The Importance of a Focus Statement

by Darius Kazemi on March 16, 2006

in Uncategorized

Gamasutra has a fantastic article about a talk that Harvey Smith gave at SXSW called Counter-Intuitive Creative Design. The best bit?

“The first thing you do is write your values on the wall,” Smith states. “Here’s what we’re into. ‘We don’t teach the player by death.‘ At Midway Studios Austin, we have this big bible of high concepts. We have literally written down our values, and when designers are in arguments, we often tell them, ‘Is there a principle you can fall back on? You guys are arguing this one very specific point, but is there a larger principle at work here? ‘”

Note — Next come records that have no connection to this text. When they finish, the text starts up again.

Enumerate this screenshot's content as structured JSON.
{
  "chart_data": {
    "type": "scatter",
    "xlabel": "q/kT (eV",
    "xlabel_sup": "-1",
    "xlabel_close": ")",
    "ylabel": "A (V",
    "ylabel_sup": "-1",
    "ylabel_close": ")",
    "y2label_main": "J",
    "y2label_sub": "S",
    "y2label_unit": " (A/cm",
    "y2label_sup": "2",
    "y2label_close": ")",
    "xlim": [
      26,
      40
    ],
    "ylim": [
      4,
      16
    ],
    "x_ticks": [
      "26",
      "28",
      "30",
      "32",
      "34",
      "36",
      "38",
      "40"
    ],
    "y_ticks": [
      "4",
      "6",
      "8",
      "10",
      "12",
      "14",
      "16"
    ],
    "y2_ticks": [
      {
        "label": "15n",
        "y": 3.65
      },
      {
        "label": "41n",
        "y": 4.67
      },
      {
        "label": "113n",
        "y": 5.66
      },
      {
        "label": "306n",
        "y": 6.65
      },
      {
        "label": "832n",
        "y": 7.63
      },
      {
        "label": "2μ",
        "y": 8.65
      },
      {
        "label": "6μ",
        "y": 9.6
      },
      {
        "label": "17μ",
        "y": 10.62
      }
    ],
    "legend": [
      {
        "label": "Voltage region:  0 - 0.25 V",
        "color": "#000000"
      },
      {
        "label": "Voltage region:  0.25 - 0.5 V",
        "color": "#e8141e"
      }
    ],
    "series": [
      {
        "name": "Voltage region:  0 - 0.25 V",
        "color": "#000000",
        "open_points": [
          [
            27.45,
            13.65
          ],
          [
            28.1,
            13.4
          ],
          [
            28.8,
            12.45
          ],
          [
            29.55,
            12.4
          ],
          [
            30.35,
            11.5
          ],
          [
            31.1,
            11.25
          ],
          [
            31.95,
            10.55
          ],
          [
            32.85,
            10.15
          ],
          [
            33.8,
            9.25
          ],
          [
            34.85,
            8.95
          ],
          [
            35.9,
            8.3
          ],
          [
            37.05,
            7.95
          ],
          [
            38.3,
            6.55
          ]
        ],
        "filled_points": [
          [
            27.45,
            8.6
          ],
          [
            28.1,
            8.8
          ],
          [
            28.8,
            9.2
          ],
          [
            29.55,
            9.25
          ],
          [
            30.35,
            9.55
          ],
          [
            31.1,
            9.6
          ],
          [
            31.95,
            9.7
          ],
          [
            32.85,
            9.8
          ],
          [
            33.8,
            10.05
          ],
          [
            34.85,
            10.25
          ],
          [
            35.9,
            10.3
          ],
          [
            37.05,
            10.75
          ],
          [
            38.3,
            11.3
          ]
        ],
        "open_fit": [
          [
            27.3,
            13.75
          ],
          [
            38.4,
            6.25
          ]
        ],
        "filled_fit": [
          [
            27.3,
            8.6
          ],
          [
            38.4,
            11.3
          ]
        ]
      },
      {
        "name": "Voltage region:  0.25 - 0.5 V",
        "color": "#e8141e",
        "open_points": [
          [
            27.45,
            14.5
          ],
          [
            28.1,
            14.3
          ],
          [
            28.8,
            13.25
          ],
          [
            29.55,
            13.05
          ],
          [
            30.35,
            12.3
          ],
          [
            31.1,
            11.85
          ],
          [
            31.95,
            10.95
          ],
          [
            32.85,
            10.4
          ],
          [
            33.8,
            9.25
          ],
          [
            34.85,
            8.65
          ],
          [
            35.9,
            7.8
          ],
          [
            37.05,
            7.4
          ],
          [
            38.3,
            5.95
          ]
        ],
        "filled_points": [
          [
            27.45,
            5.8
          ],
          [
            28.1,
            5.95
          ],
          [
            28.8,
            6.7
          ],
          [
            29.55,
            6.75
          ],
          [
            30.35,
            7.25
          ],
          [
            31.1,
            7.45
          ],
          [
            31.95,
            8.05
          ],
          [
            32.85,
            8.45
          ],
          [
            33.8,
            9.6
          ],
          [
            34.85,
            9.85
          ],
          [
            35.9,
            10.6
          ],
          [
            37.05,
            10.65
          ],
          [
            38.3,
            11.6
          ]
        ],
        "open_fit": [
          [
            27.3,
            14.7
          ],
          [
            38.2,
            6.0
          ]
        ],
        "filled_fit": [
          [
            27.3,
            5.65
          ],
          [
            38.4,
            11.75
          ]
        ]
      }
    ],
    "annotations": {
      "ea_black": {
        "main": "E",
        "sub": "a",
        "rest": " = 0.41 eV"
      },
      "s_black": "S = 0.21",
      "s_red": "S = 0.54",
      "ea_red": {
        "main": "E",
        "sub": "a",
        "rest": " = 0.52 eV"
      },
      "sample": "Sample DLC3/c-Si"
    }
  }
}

This relates specifically to my favorite idea espoused in Richard Rouse III’s Game Design: Theory and Practice: whenever you start a project, you need a focus statement. It’s a short paragraph, maybe 3 sentences, that explains everything that is essential about your game. In other words, if you modified that paragraph in any way, it would be a completely different game. At my mythical future game company, this focus statement will be printed out on one of those large banners and hung in an appropriate portion of the office. This way, when the designers are having an argument, I can walk in, point to the giant banner, and effectively end the argument. Much like what Harvey Smith is talking about.

{ 1 comment }

Patrick Dugan March 18, 2006 at 2:48 am

I was going to have a brief bit of text on my company website, describing the projects in the pipeline and inviting the visitor to invesitage features, screenshots ect. I’m thinking writing of this sort would be ideal for that, as it lets prospective collaborators, current collaborators, press, potential players ect. know just what is is we’re doing and why its unique.